Sidang Majelis Umum PBB merupakan sidang tahunan yang dihadiri seluruh Negara anggota PBB. Saat saat ini jumlahnya tercatat 192 negara. Selama berdiri sejak tahun 1945, PBB telah menggelar tak kurang 64 sidang umum dan 44 sidang khusus tambahan.

Sidang khusus tambahan dapat dilakuan atas permintaan Dewan Keamanan
atau mayoritas anggota untuk membahas isu-isu yang lebih spesifik.
Misalnya, tentang bencana banjir di Pakistan yang terjadi pertengahan
Agustus lalu.

Sidang Majelis Umum PBB dihadiri oleh seluruh pemimpin negara anggota PBB, dan mereka semua mendapatkan kesempatan berpidato.

Karenanya, kesempatan berpidato di depan anggota majelis ini menjadi
ajang kepala negara untuk unjuk gigi, memaparkan visi dan misi negara
masing-masing. Bahkan tak jarang saling kritik.

Dalam pakem diplomasi tingkat tinggi, kesempatan berpidato di depan
para pemimpin dunia harus dimanfaatkan secara maksimal. Karena dapat
meningkatkan citra negara.

Fidel Castro 4,5 Jam, Soekarno Membangun Dunia Kembali


Salah satu pidato yang mungkin tak dilupakan orang adalah ketika
pemimpin Kuba Fidel Castro unjuk gigi menyampaikan pidato berjudul
“Masalah dan Kebijakan Politis Revolusioner Kuba” pada tanggal 26
September 1960.

Selain isinya yang mengecam negara-negara barat, durasi pidato
tersebut mencengangkan, yakni 4,5 jam! Ini adalah rekor pidato
terpanjang di Sidang Umum PBB.

Fidel ketika itu mendapatkan sambutan cukup meraih dari anggota
majelis, terutama dari negara-negara kiri yang mendukung dirinya. Surat
kabar setempat pernah menurunkan judul “Melelahkan namun mengaggumkan”
atas pidato Castro ini di harian mereka.

Empat hari kemudian, tepatnya pada 30 September 1960 giliran
Presiden Indonesia Soekarno yang membuat publik terkesima. Dalam pidatonya Soekarno membawa misi memperjuangkan nasib negara Asia
Afrika. Bung Karno mengkritik negara-negara besar yang hendak meneruskan kepemimpinan mereka di dunia secara eksklusif dan mengajak seluruh hadirin diforum PBB itu untuk bersama-sama “Menyusun Pembaharuan Dunia (To Build The World Anew)”

Bung Karno yang berpidato sekitar satu jam itu mengatakan, bahwa “Kemerdekaan adalah hak segala bangsa. Tidak ada satupun yang boleh menentang hak dasar tersebut. Kita bertekad bahwa nasib dunia kita, tidak akan ditentukan tanpa kita. Nasib itu akan ditentukan dengan ikut serta dan kerja sama kita.

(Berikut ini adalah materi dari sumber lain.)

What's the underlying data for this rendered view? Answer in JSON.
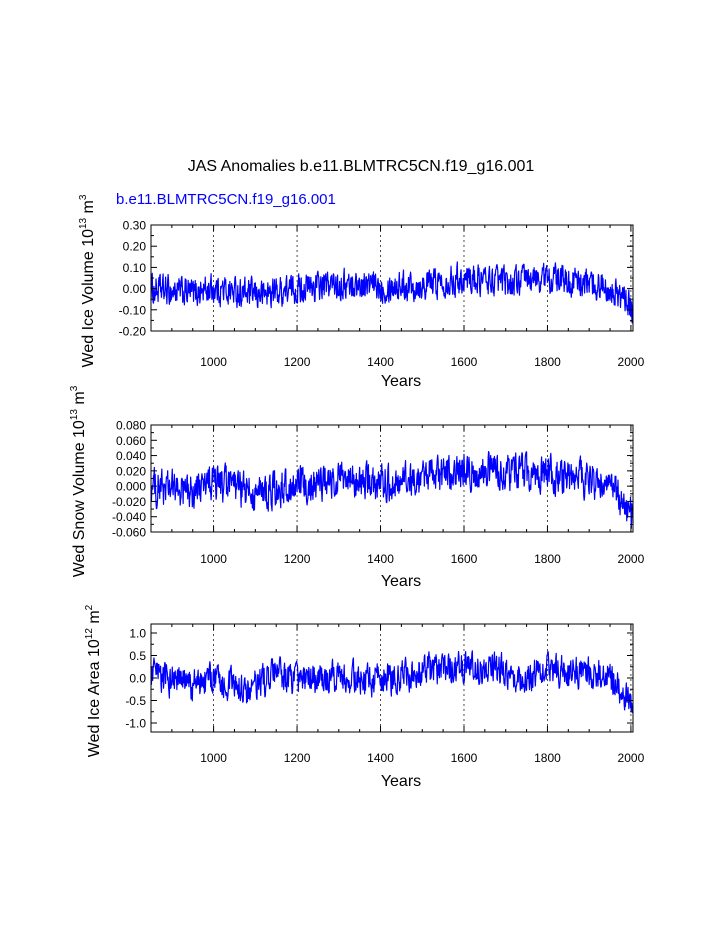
{
  "figure": {
    "title": "JAS Anomalies b.e11.BLMTRC5CN.f19_g16.001",
    "legend_label": "b.e11.BLMTRC5CN.f19_g16.001",
    "series_color": "#0000ff"
  },
  "chart_data": [
    {
      "type": "line",
      "title": "",
      "ylabel": "Wed Ice Volume 10",
      "ylabel_exp": "13",
      "ylabel_unit": " m",
      "ylabel_unit_exp": "3",
      "xlabel": "Years",
      "xlim": [
        850,
        2005
      ],
      "ylim": [
        -0.2,
        0.3
      ],
      "yticks": [
        -0.2,
        -0.1,
        0.0,
        0.1,
        0.2,
        0.3
      ],
      "ytick_labels": [
        "-0.20",
        "-0.10",
        "0.00",
        "0.10",
        "0.20",
        "0.30"
      ],
      "xticks": [
        1000,
        1200,
        1400,
        1600,
        1800,
        2000
      ],
      "xtick_labels": [
        "1000",
        "1200",
        "1400",
        "1600",
        "1800",
        "2000"
      ],
      "grid": "vertical dashed at x ticks",
      "series": [
        {
          "name": "b.e11.BLMTRC5CN.f19_g16.001",
          "x_start": 850,
          "x_end": 2005,
          "noise_amplitude": 0.05,
          "approx_range": [
            -0.17,
            0.19
          ],
          "trend": [
            [
              850,
              -0.005
            ],
            [
              950,
              -0.02
            ],
            [
              1000,
              0.0
            ],
            [
              1100,
              -0.03
            ],
            [
              1200,
              0.0
            ],
            [
              1300,
              0.02
            ],
            [
              1400,
              0.01
            ],
            [
              1500,
              0.02
            ],
            [
              1600,
              0.05
            ],
            [
              1700,
              0.03
            ],
            [
              1800,
              0.05
            ],
            [
              1900,
              0.02
            ],
            [
              1950,
              0.01
            ],
            [
              2005,
              -0.1
            ]
          ]
        }
      ]
    },
    {
      "type": "line",
      "title": "",
      "ylabel": "Wed Snow Volume 10",
      "ylabel_exp": "13",
      "ylabel_unit": " m",
      "ylabel_unit_exp": "3",
      "xlabel": "Years",
      "xlim": [
        850,
        2005
      ],
      "ylim": [
        -0.06,
        0.08
      ],
      "yticks": [
        -0.06,
        -0.04,
        -0.02,
        0.0,
        0.02,
        0.04,
        0.06,
        0.08
      ],
      "ytick_labels": [
        "-0.060",
        "-0.040",
        "-0.020",
        "0.000",
        "0.020",
        "0.040",
        "0.060",
        "0.080"
      ],
      "xticks": [
        1000,
        1200,
        1400,
        1600,
        1800,
        2000
      ],
      "xtick_labels": [
        "1000",
        "1200",
        "1400",
        "1600",
        "1800",
        "2000"
      ],
      "grid": "vertical dashed at x ticks",
      "series": [
        {
          "name": "b.e11.BLMTRC5CN.f19_g16.001",
          "x_start": 850,
          "x_end": 2005,
          "noise_amplitude": 0.017,
          "approx_range": [
            -0.058,
            0.068
          ],
          "trend": [
            [
              850,
              0.0
            ],
            [
              950,
              -0.008
            ],
            [
              1000,
              0.005
            ],
            [
              1100,
              -0.01
            ],
            [
              1200,
              0.0
            ],
            [
              1300,
              0.008
            ],
            [
              1400,
              0.004
            ],
            [
              1500,
              0.01
            ],
            [
              1600,
              0.02
            ],
            [
              1700,
              0.018
            ],
            [
              1800,
              0.015
            ],
            [
              1900,
              0.008
            ],
            [
              1950,
              0.005
            ],
            [
              2005,
              -0.04
            ]
          ]
        }
      ]
    },
    {
      "type": "line",
      "title": "",
      "ylabel": "Wed Ice Area 10",
      "ylabel_exp": "12",
      "ylabel_unit": " m",
      "ylabel_unit_exp": "2",
      "xlabel": "Years",
      "xlim": [
        850,
        2005
      ],
      "ylim": [
        -1.2,
        1.2
      ],
      "yticks": [
        -1.0,
        -0.5,
        0.0,
        0.5,
        1.0
      ],
      "ytick_labels": [
        "-1.0",
        "-0.5",
        "0.0",
        "0.5",
        "1.0"
      ],
      "xticks": [
        1000,
        1200,
        1400,
        1600,
        1800,
        2000
      ],
      "xtick_labels": [
        "1000",
        "1200",
        "1400",
        "1600",
        "1800",
        "2000"
      ],
      "grid": "vertical dashed at x ticks",
      "series": [
        {
          "name": "b.e11.BLMTRC5CN.f19_g16.001",
          "x_start": 850,
          "x_end": 2005,
          "noise_amplitude": 0.25,
          "approx_range": [
            -0.8,
            0.95
          ],
          "trend": [
            [
              850,
              0.05
            ],
            [
              950,
              -0.15
            ],
            [
              1000,
              0.0
            ],
            [
              1080,
              -0.3
            ],
            [
              1150,
              0.1
            ],
            [
              1200,
              -0.05
            ],
            [
              1300,
              0.05
            ],
            [
              1400,
              -0.05
            ],
            [
              1500,
              0.15
            ],
            [
              1600,
              0.25
            ],
            [
              1700,
              0.15
            ],
            [
              1750,
              0.0
            ],
            [
              1800,
              0.2
            ],
            [
              1900,
              0.1
            ],
            [
              1950,
              0.05
            ],
            [
              2005,
              -0.7
            ]
          ]
        }
      ]
    }
  ]
}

Keputusan-keputusan yang penting bagi perdamaian dan masa depan dunia dapat ditentukan disini dan sekarang ini juga. Lima negara besar itu saja tidak dapat menentukan masalah perang dan damai. Lebih tepat, barangkali, mereka mempunyai kekuatan untuk merusak perdamaian, tetapi mereka tidak mempunyai hak moral, baik secara sendirian maupun secara bersama-sama, untuk mencoba menentukan hari depan dunia. Bangunlah dunia ini kembali. Bangunlah dunia ini kokoh dan kuat dan sehat. Bangunlah satu dunia dimana semua bangsa hidup dalam damai dan persaudaraan. Bangunlah dunia yang sesuai dengan impian dan cita-cita umat manusia. Putuskan sekarang hubungan dengan masa lampau, karena fajar sedang menyingsing. Putuskan sekarang  hubungan dengan masa lampau, sehingga kita bisa mempertanggung-jawabkan diri terhadap masa depan.” Demikian antara lain presiden Soekarno yang mendapat sambutan tepuk-tangan hadirin.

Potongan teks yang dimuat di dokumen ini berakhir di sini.